Lurch’s catchphrase was an accident
The large and brooding butler was originally supposed to be mute throughout the series. While filming the pilot, however, actor Ted Cassidy ad-libbed his famous line, “you rang?” His deep voice was so impressive that they decided to keep it as a recurring catchphrase.
Ted Cassidy played two different roles on the show
On top of doing an impressive job playing the intimidating Lurch, Cassidy was also the man behind the hand crawling around the Addams family home, known simply as Thing.
Uncle Fester has a law named after him
Well, the actor who played Uncle Fester, Jackie Coogan.

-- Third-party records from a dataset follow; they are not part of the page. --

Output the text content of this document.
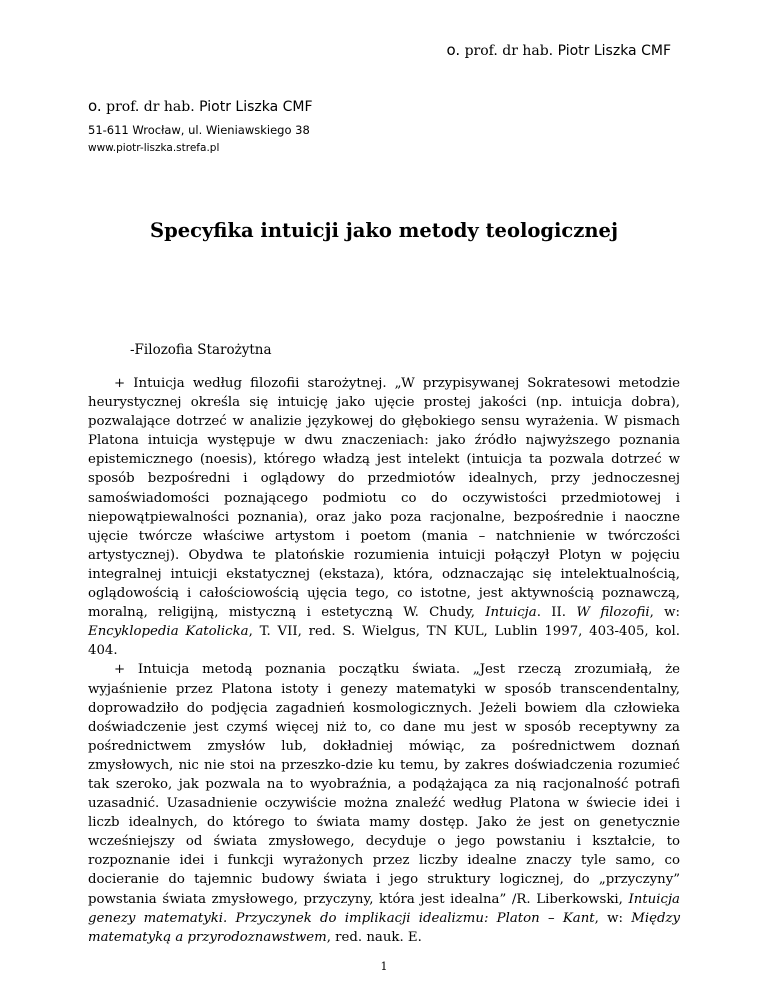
o. prof. dr hab. Piotr Liszka CMF

o. prof. dr hab. Piotr Liszka CMF

51-611 Wrocław, ul. Wieniawskiego 38

www.piotr-liszka.strefa.pl

Specyfika intuicji jako metody teologicznej

-Filozofia Starożytna

+ Intuicja według filozofii starożytnej. „W przypisywanej Sokratesowi metodzie heurystycznej określa się intuicję jako ujęcie prostej jakości (np. intuicja dobra), pozwalające dotrzeć w analizie językowej do głębokiego sensu wyrażenia. W pismach Platona intuicja występuje w dwu znaczeniach: jako źródło najwyższego poznania epistemicznego (noesis), którego władzą jest intelekt (intuicja ta pozwala dotrzeć w sposób bezpośredni i oglądowy do przedmiotów idealnych, przy jednoczesnej samoświadomości poznającego podmiotu co do oczywistości przedmiotowej i niepowątpiewalności poznania), oraz jako poza racjonalne, bezpośrednie i naoczne ujęcie twórcze właściwe artystom i poetom (mania – natchnienie w twórczości artystycznej). Obydwa te platońskie rozumienia intuicji połączył Plotyn w pojęciu integralnej intuicji ekstatycznej (ekstaza), która, odznaczając się intelektualnością, oglądowością i całościowością ujęcia tego, co istotne, jest aktywnością poznawczą, moralną, religijną, mistyczną i estetyczną W. Chudy, Intuicja. II. W filozofii, w: Encyklopedia Katolicka, T. VII, red. S. Wielgus, TN KUL, Lublin 1997, 403-405, kol. 404.

+ Intuicja metodą poznania początku świata. „Jest rzeczą zrozumiałą, że wyjaśnienie przez Platona istoty i genezy matematyki w sposób transcendentalny, doprowadziło do podjęcia zagadnień kosmologicznych. Jeżeli bowiem dla człowieka doświadczenie jest czymś więcej niż to, co dane mu jest w sposób receptywny za pośrednictwem zmysłów lub, dokładniej mówiąc, za pośrednictwem doznań zmysłowych, nic nie stoi na przeszko-dzie ku temu, by zakres doświadczenia rozumieć tak szeroko, jak pozwala na to wyobraźnia, a podążająca za nią racjonalność potrafi uzasadnić. Uzasadnienie oczywiście można znaleźć według Platona w świecie idei i liczb idealnych, do którego to świata mamy dostęp. Jako że jest on genetycznie wcześniejszy od świata zmysłowego, decyduje o jego powstaniu i kształcie, to rozpoznanie idei i funkcji wyrażonych przez liczby idealne znaczy tyle samo, co docieranie do tajemnic budowy świata i jego struktury logicznej, do „przyczyny” powstania świata zmysłowego, przyczyny, która jest idealna” /R. Liberkowski, Intuicja genezy matematyki. Przyczynek do implikacji idealizmu: Platon – Kant, w: Między matematyką a przyrodoznawstwem, red. nauk. E.

1
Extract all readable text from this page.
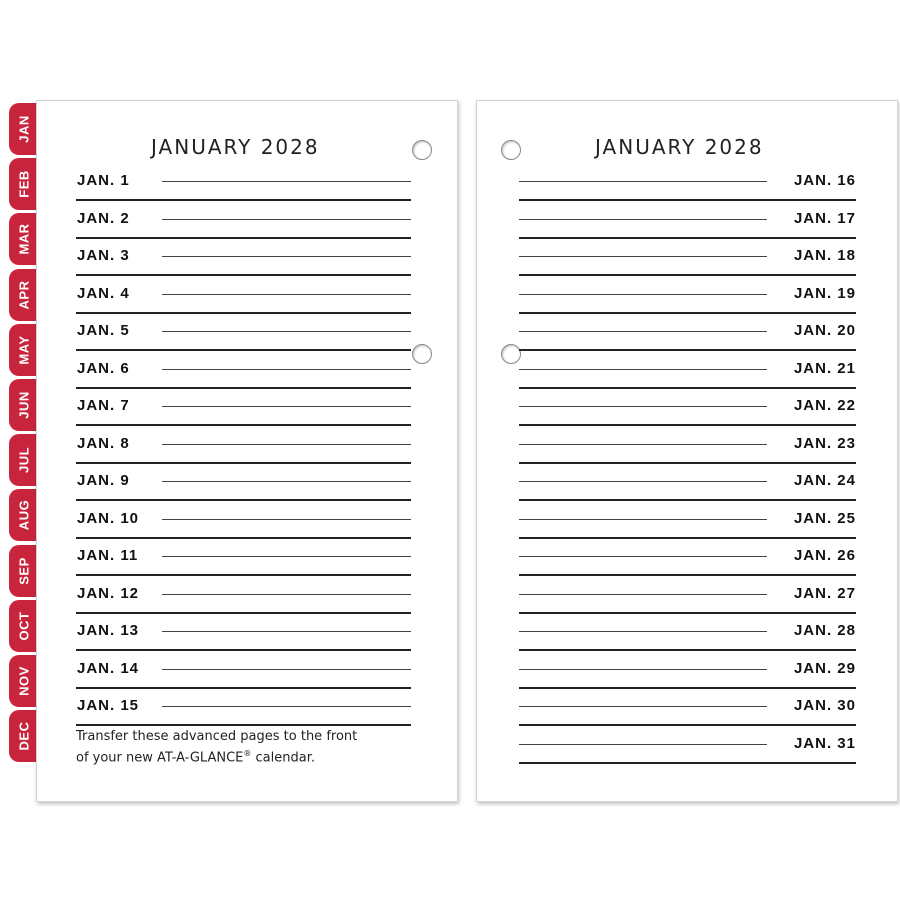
JAN
FEB
MAR
APR
MAY
JUN
JUL
AUG
SEP
OCT
NOV
DEC
JANUARY 2028	JANUARY 2028
JAN. 1
JAN. 2
JAN. 3
JAN. 4
JAN. 5
JAN. 6
JAN. 7
JAN. 8
JAN. 9
JAN. 10
JAN. 11
JAN. 12
JAN. 13
JAN. 14
JAN. 15
JAN. 16
JAN. 17
JAN. 18
JAN. 19
JAN. 20
JAN. 21
JAN. 22
JAN. 23
JAN. 24
JAN. 25
JAN. 26
JAN. 27
JAN. 28
JAN. 29
JAN. 30
JAN. 31
Transfer these advanced pages to the front
of your new AT-A-GLANCE® calendar.
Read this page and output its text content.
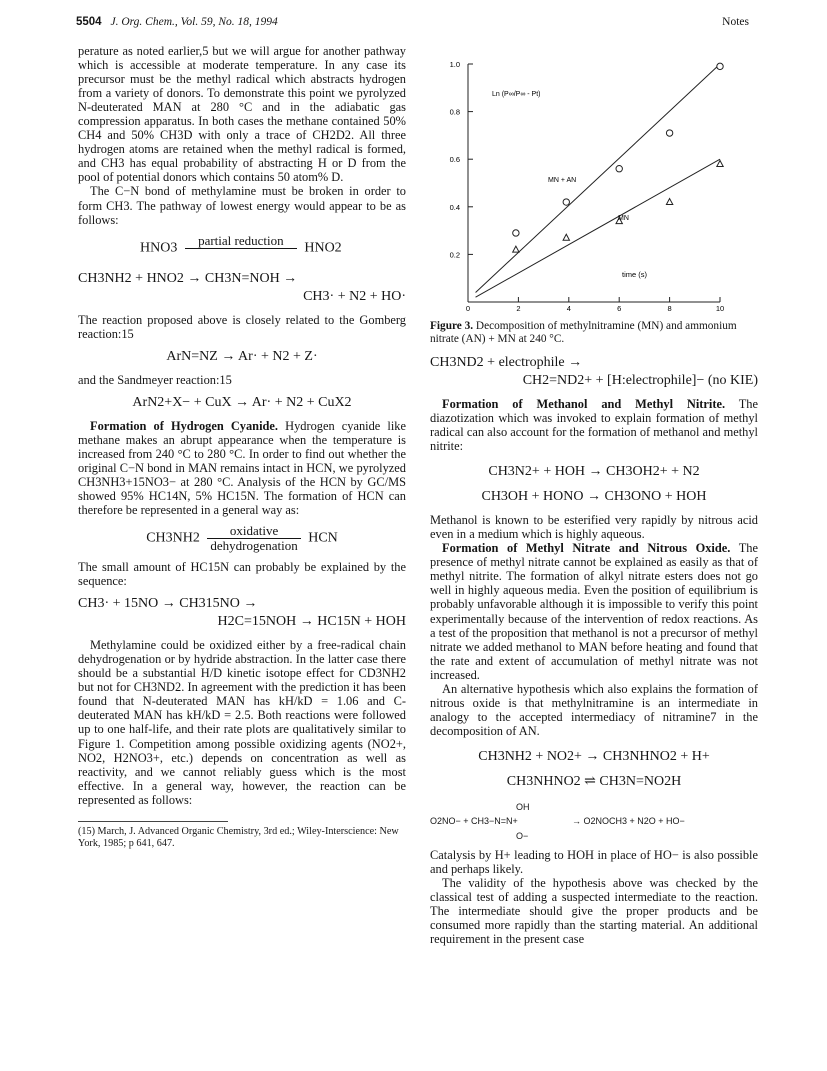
5504 J. Org. Chem., Vol. 59, No. 18, 1994	Notes

perature as noted earlier,5 but we will argue for another pathway which is accessible at moderate temperature. In any case its precursor must be the methyl radical which abstracts hydrogen from a variety of donors. To demonstrate this point we pyrolyzed N-deuterated MAN at 280 °C and in the adiabatic gas compression apparatus. In both cases the methane contained 50% CH4 and 50% CH3D with only a trace of CH2D2. All three hydrogen atoms are retained when the methyl radical is formed, and CH3 has equal probability of abstracting H or D from the pool of potential donors which contains 50 atom% D.

The C−N bond of methylamine must be broken in order to form CH3. The pathway of lowest energy would appear to be as follows:

HNO3
partial reduction

HNO2
CH3NH2 + HNO2 → CH3N=NOH →
CH3· + N2 + HO·

The reaction proposed above is closely related to the Gomberg reaction:15

ArN=NZ → Ar· + N2 + Z·

and the Sandmeyer reaction:15

ArN2+X− + CuX → Ar· + N2 + CuX2

Formation of Hydrogen Cyanide. Hydrogen cyanide like methane makes an abrupt appearance when the temperature is increased from 240 °C to 280 °C. In order to find out whether the original C−N bond in MAN remains intact in HCN, we pyrolyzed CH3NH3+15NO3− at 280 °C. Analysis of the HCN by GC/MS showed 95% HC14N, 5% HC15N. The formation of HCN can therefore be represented in a general way as:

$CH3NH2 \frac{\text{oxidative}}{\text{dehydrogenation}}$ HCN

The small amount of HC15N can probably be explained by the sequence:

CH3· + 15NO → CH315NO →
H2C=15NOH → HC15N + HOH

Methylamine could be oxidized either by a free-radical chain dehydrogenation or by hydride abstraction. In the latter case there should be a substantial H/D kinetic isotope effect for CD3NH2 but not for CH3ND2. In agreement with the prediction it has been found that N-deuterated MAN has kH/kD = 1.06 and C-deuterated MAN has kH/kD = 2.5. Both reactions were followed up to one half-life, and their rate plots are qualitatively similar to Figure 1. Competition among possible oxidizing agents (NO2+, NO2, H2NO3+, etc.) depends on concentration as well as reactivity, and we cannot reliably guess which is the most effective. In a general way, however, the reaction can be represented as follows:

(15) March, J. Advanced Organic Chemistry, 3rd ed.; Wiley-Interscience: New York, 1985; p 641, 647.
0.2
0.4
0.6
0.8
1.0
0	2	4	6	8	10
Ln (P∞/P∞ - Pt)
MN + AN
MN
time (s)
Figure 3. Decomposition of methylnitramine (MN) and ammonium nitrate (AN) + MN at 240 °C.
CH3ND2 + electrophile →
CH2=ND2+ + [H:electrophile]− (no KIE)

Formation of Methanol and Methyl Nitrite. The diazotization which was invoked to explain formation of methyl radical can also account for the formation of methanol and methyl nitrite:

CH3N2+ + HOH → CH3OH2+ + N2
CH3OH + HONO → CH3ONO + HOH

Methanol is known to be esterified very rapidly by nitrous acid even in a medium which is highly aqueous.

Formation of Methyl Nitrate and Nitrous Oxide. The presence of methyl nitrate cannot be explained as easily as that of methyl nitrite. The formation of alkyl nitrate esters does not go well in highly aqueous media. Even the position of equilibrium is probably unfavorable although it is impossible to verify this point experimentally because of the intervention of redox reactions. As a test of the proposition that methanol is not a precursor of methyl nitrate we added methanol to MAN before heating and found that the rate and extent of accumulation of methyl nitrate was not increased.

An alternative hypothesis which also explains the formation of nitrous oxide is that methylnitramine is an intermediate in analogy to the accepted intermediacy of nitramine7 in the decomposition of AN.

CH3NH2 + NO2+ → CH3NHNO2 + H+
CH3NHNO2 ⇌ CH3N=NO2H
OH
O2NO− + CH3−N=N+
O−
→ O2NOCH3 + N2O + HO−

Catalysis by H+ leading to HOH in place of HO− is also possible and perhaps likely.

The validity of the hypothesis above was checked by the classical test of adding a suspected intermediate to the reaction. The intermediate should give the proper products and be consumed more rapidly than the starting material. An additional requirement in the present case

Coogan began his acting career as a child in silent movies, including a role alongside Charlie Chaplin in The Kid.
By the time he grew up, he was devastated to realize his parents had already spend the millions of dollars he earned. The Coogan Act, or California Child Actor’s Bill, was passed in 1939 to safeguard young actors from that issue as well as protect them from being overworked.
The house featured on the show was real
Unfortunately, you can no longer visit the Los Angeles home — it was demolished not long after the show ended later on in the 1960s. Before that, producers used an exterior shot of the impressive home found at 21 Chester Place and modified it with a few film tricks (this was long before computers came along to help us transform film like magic).
The home also has its own mysterious past, which you can read at-length in research compiled by a dedicated Addams Family fan.
The walls inside the house were pink
It might be surprising that such a dark and spooky show was actually hiding such vibrant walls, but viewers never caught on thanks to the show’s black-and-white format. In fact, most of the kitschy items seen around the house were a lot brighter than one would expect from the Addams’ interior decor.